Palin is a moderately corrupt, small-town politician, with the level of consciousness of a character out of Sinclair's Babbit. She doesn't seem to understand that it is an abuse of the power of her office to use it in exacting personal vengeance; or, that using her sudden elevation to Vice-Presidential candidate as an opportunity to buy six figures' worth of new clothing on the RNC's dime is a huge red flag regarding how she operates.
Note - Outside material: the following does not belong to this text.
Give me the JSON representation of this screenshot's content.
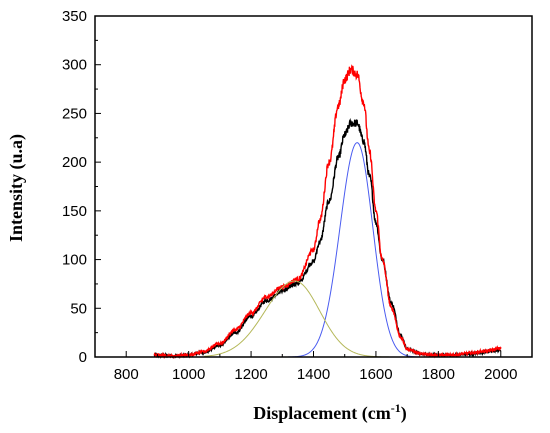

Palin doesn't appear to know where her boundaries are, or to care when she crosses them.

Had McCain become President, I have absolutely no doubt: A situation would have occurred (for 'health reasons', or a result of something more serious) where Little Sarah, plain and tall, would have become the first Female, Evangelical, President of the United States. If you believe in god -- any god -- get down on your knees daily and thank them that she was sent back to Juneau last year.


Little Sarah, in her true form, appears on Rush's mandatory
radio show to announce she and a friend are running in 2012
(Photo: The irrepressible dvdbeaver.com, somewhat altered)

As Josh Marshall notes, the whole Affaire le resignation seemed hastily thrown together -- Palin spokespersons seem to be telling two different tales: One, Palin is "Out of politics for good", and Two, she wants to focus on a 2012 Presidential run. Even her own comments about her reasons for resigning seem, uh, weird. And not just garden-variety weird, but Monty Pythonesque weird.


Sarah enlists the help of Danish Irregular Forces to counter
threats to Alaska by godless Russians. (Photo: AP / TPM)

"Only dead fish go with the flow," she noted. "it may be tempting ... to just keep your head down, plod along, and appease those who demand: 'Sit down and shut up', but that's the worthless, easy path; that's a quitter's way out." So -- Quitters stay in the office they to which they were elected... and Winners quit (Watch Palin's um, 'interesting' statement here).

Now, she may be considering an attempt to become the Presidential candidate of the Limbaugh-Christianist-Feed-Me-Seymour party. It's also possible that a scandal, with the odor of a salmon left in the backseat of a locked car on a hot day, is about to break -- and that she's timed her exit to avoid being filmed making a perp walk out of the Alaskan State House. We'll see.